Q2 2025 earnings summary

23 Nov, 2025

Executive summary

  • Net revenue reached R$2.6 billion in Q2 2025, down 6% year-over-year, mainly due to a 10% drop in sales volumes, especially in commercial vehicles in the US and Europe.

  • Adjusted EBITDA was R$210 million, with margin falling to 8% from 14% in 2Q24, reflecting lower volumes and price adjustments.

  • Net income rose 33% year-over-year to R$24 million, aided by improved financial results and favorable currency effects.

  • Strategic market consolidation, new business segments, and MWM growth contributed to revenue diversification and higher value-added offerings.

  • Capacity reduction and efficiency plans advanced to address global uncertainties and weaker commercial vehicle demand.

Financial highlights

  • Gross margin declined to 13.9% from 19.4% year-over-year, mainly due to lower volumes and fixed cost dilution.

  • Adjusted EBITDA for Q2 2025 was R$210 million; net debt stood at R$2.6 billion (2.45x LTM adjusted EBITDA); cash position at R$1.44 billion.

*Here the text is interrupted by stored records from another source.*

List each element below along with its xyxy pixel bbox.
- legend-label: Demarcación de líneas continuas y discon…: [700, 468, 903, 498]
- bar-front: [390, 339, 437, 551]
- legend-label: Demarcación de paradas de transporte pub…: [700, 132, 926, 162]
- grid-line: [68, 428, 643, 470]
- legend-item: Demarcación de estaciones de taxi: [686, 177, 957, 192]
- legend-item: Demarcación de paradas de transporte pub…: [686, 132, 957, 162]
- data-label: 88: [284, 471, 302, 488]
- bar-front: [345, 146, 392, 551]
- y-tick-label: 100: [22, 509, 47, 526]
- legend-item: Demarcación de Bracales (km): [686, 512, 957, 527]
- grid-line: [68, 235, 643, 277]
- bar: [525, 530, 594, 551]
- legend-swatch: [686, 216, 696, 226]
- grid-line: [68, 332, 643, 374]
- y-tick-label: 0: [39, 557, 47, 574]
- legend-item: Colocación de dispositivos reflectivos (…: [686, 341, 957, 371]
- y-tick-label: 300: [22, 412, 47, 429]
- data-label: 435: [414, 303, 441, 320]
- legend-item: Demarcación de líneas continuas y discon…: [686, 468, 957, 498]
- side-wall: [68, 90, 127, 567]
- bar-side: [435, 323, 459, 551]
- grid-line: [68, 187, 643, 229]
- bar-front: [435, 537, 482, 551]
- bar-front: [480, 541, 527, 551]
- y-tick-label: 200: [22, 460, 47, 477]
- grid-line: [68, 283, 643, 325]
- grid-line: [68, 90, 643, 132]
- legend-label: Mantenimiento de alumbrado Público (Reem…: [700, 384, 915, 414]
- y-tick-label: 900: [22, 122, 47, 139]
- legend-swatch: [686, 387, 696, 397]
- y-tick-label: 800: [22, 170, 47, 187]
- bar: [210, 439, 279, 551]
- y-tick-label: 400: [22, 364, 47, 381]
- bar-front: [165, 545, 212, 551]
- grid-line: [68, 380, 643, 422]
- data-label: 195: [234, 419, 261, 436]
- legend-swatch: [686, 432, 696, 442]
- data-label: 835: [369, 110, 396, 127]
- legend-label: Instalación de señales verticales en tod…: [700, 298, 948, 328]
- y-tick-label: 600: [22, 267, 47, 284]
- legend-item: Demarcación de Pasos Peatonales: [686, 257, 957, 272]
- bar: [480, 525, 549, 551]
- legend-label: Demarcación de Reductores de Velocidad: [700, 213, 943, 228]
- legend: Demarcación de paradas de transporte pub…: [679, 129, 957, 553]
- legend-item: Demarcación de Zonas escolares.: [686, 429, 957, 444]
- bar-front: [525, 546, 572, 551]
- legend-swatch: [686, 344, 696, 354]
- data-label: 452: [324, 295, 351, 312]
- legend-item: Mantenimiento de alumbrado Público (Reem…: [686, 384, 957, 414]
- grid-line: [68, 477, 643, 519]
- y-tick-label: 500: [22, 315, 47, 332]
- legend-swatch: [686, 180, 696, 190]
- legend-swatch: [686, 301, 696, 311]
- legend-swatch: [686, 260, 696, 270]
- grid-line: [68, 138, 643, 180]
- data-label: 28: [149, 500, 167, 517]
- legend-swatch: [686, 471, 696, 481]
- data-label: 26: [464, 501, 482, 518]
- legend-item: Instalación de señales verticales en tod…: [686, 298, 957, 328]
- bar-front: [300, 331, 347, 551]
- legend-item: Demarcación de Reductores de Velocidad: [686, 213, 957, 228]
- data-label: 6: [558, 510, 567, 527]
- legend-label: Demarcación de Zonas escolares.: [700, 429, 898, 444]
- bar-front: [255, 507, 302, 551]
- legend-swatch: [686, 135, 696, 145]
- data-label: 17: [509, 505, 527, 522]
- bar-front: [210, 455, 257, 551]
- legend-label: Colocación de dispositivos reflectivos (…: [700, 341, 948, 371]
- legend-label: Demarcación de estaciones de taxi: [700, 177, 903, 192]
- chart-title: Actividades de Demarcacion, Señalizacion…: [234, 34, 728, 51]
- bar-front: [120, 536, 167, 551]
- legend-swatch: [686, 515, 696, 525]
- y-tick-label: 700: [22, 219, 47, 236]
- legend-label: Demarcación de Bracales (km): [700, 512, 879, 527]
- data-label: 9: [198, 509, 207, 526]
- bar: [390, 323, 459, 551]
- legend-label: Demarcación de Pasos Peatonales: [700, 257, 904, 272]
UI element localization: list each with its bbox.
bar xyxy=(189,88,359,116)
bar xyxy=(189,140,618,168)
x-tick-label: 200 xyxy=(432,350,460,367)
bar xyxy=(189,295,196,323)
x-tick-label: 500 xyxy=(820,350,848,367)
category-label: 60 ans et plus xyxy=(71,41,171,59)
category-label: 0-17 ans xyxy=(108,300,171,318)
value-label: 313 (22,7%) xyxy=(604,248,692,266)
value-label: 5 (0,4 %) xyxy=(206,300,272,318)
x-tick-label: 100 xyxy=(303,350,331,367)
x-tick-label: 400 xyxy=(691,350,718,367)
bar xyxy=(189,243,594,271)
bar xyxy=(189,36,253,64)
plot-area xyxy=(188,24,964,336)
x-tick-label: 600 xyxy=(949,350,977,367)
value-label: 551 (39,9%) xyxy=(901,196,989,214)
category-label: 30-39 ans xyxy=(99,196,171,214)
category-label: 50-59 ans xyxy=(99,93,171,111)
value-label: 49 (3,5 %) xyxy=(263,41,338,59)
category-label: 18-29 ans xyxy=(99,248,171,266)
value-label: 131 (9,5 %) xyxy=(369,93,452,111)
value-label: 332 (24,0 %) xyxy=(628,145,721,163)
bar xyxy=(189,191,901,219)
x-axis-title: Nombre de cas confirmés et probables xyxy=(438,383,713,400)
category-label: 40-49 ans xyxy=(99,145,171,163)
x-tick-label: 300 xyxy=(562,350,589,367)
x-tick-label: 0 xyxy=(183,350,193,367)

  • Distribution and energy/decarbonization units now represent 30% of domestic revenue and 15% of total revenue.

  • SG&A expenses increased 4% to R$250 million.

  • Net financial expense improved to R$35 million from R$176 million in 2Q24, aided by positive exchange rate variations and hedging.

Outlook and guidance

  • Macroeconomic uncertainties and trade barriers are expected to continue impacting demand in key markets, especially commercial vehicles in the US and Europe.

  • Capacity optimization and efficiency initiatives are expected to yield R$100 million in annual gains by 2026 and R$180 million from 2027.

  • EBITDA margin is projected to improve by at least two percentage points by end-2026, with plant occupancy targeted at 80%.

  • Focus on expanding in high-growth segments such as energy, decarbonization, and aftermarket.

  • Significant sales growth and improved profitability expected in 2026 from new long-term contracts.